Dans sa réponse à la question de son disciple, Cassien annonce ce que les auteurs du Moyen Âge ne cesseront de répéter et de commenter. Le diable n'a pas un pouvoir infini. En particulier, son pouvoir sur l'âme de l'homme est limité. C'est par le corps qu'il s'en prend à l'homme, il "s'empare des membres", "imprègne la chair". L'accablement qui porte sur le corps s'étend ensuite à la puissance intellectuelle de l'homme. Cassien parle de "ténèbres". C'est ainsi que les possédés agissent selon l'ordre du diable quand ils en sont victimes mais ce dernier est mis en fuite et l'individu redevient un serviteur de Dieu dans toute son intégrité. Si le diable s'empare du corps de l'homme, c'est à condition que celui-ci garde un esprit passif. Le maître reconnaît les dons de subterfuge du malin, sa capacité à éteindre la vigilance intellectuelle de l'homme et à le placer dans une situation ressemblant à la possession.
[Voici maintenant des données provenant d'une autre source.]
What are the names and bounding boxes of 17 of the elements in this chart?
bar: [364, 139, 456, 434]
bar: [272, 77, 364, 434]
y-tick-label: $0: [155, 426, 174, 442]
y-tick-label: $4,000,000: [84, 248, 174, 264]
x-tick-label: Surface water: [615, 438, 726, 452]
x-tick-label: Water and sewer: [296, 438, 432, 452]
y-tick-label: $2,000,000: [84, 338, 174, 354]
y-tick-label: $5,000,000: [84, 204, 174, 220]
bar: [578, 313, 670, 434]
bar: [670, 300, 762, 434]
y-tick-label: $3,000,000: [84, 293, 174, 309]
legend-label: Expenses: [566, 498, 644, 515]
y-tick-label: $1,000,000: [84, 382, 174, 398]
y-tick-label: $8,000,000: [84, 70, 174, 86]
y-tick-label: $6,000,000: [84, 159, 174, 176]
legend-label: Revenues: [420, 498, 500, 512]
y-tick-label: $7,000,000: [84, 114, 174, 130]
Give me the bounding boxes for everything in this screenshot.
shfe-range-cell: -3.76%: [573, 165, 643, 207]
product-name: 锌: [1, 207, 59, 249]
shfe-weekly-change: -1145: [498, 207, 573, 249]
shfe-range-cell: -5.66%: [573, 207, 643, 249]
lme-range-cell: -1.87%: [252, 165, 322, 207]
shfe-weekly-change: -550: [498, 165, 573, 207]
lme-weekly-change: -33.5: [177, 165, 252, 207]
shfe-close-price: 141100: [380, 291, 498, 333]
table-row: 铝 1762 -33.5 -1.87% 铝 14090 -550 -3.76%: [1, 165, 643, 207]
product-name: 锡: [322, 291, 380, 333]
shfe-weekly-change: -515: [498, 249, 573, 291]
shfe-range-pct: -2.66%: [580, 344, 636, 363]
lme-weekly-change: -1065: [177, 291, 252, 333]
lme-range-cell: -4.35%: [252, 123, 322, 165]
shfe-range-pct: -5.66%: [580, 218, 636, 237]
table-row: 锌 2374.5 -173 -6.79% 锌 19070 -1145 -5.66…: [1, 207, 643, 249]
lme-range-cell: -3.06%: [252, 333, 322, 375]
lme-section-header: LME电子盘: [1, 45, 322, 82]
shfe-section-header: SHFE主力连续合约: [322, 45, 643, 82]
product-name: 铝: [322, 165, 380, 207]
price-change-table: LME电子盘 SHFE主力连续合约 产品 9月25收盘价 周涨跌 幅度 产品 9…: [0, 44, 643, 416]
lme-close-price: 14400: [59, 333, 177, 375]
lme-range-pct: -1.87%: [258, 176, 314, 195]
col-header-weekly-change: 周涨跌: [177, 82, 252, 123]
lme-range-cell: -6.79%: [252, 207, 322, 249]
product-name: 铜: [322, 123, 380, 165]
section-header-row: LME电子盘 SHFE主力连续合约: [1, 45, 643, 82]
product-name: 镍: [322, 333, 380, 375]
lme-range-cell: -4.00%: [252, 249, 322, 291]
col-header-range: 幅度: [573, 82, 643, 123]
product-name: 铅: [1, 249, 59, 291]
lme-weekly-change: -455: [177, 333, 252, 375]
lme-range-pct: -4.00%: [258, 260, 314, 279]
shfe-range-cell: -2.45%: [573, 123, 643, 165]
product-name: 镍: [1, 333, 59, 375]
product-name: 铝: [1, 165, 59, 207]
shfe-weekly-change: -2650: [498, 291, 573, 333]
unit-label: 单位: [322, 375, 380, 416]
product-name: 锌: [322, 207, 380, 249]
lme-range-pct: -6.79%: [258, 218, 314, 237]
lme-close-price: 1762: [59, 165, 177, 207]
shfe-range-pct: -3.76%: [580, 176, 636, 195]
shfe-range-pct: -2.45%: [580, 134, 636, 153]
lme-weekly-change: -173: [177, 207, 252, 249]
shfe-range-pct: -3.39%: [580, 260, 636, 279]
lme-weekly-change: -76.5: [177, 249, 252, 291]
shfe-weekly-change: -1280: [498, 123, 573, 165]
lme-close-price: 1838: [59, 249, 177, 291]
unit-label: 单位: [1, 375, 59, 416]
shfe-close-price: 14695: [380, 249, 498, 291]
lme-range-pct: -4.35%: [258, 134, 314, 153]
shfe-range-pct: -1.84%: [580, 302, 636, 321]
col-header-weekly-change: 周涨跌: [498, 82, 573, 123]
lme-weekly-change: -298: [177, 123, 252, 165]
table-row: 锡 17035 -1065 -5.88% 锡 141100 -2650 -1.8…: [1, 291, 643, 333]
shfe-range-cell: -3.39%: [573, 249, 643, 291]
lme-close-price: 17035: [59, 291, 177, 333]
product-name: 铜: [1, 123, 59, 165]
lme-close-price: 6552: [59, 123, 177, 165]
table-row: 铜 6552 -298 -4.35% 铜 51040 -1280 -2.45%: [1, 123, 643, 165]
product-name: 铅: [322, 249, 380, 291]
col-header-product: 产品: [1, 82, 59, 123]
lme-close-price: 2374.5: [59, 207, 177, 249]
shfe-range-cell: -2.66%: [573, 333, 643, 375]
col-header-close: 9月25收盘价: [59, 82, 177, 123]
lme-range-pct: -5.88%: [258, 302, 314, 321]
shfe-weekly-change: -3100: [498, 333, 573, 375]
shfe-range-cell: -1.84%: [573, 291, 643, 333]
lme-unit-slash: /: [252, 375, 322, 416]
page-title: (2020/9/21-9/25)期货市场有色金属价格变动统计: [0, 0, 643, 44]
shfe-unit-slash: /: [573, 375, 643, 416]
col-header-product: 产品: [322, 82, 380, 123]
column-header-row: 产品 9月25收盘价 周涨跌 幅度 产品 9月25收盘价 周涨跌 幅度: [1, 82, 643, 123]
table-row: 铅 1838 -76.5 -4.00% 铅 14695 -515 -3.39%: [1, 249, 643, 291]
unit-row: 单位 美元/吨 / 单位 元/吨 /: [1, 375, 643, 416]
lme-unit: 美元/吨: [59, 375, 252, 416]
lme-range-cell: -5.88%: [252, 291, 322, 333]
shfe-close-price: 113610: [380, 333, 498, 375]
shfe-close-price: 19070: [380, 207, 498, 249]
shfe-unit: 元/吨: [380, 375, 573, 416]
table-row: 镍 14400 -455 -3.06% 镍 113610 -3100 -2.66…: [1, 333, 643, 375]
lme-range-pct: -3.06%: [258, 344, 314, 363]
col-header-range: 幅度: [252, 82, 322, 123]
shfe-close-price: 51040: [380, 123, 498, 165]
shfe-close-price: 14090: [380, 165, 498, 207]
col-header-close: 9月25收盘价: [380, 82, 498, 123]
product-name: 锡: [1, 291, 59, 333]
‘"On l'a constaté, les esprits immondes ne peuvent entrer en ceux qu'ils vont posséder qu'en se rendant maîtres, au préalable, de leur esprit et de leurs pensées. Ils commencent par les dépouiller de la crainte et du souvenir de Dieu et de la méditation spirituelle ; puis, lorsqu'ils les voient désarmés du secours de la protection divine, ils se précipitent hardiment sur une proie désormais facile à subjuguer, pour y établir leur demeure (domicilium), comme dans une possession qui est abandonnée. Bien autrement grave cependant et terrible est la position de ceux qui, libres dans leur corps, sont possédés cependant d'une possession plus pernicieuse dans leur âme, captifs des vices et des voluptés des démons. "On est esclave, dit l'Apôtre, de celui par qui on se laisse vaincre". Leur mal est d'autant plus désespéré qu'étant devenus la chose des démons, ils ne s'aperçoivent ni des assauts qui leur sont livrés, ni de la tyrannie qu'ils subissent." 80

Un peu plus loin, Cassien évoque le cas particulier du pécheur. Il fait un rapprochement entre le fait de commettre des péchés et la possession. Le diable a un pouvoir sur l'esprit : l'aveugler, susciter des illusions, l'endormir. La vigilance de l'esprit éteinte, le diable s'installe dans le corps du pécheur qui est alors comme un possédé. Ce rapprochement saisissant entre le "simple" pécheur et le démoniaque connaît une véritable fortune dans les sermons du XIIIe siècle, nous y reviendrons 81 . Cassien offre ensuite une typologie des démons en précisant les actions qu'ils accomplissent dans les corps. Leur existence et leur aptitude à profiter des faiblesses des hommes sont des éléments fondamentaux de la possession.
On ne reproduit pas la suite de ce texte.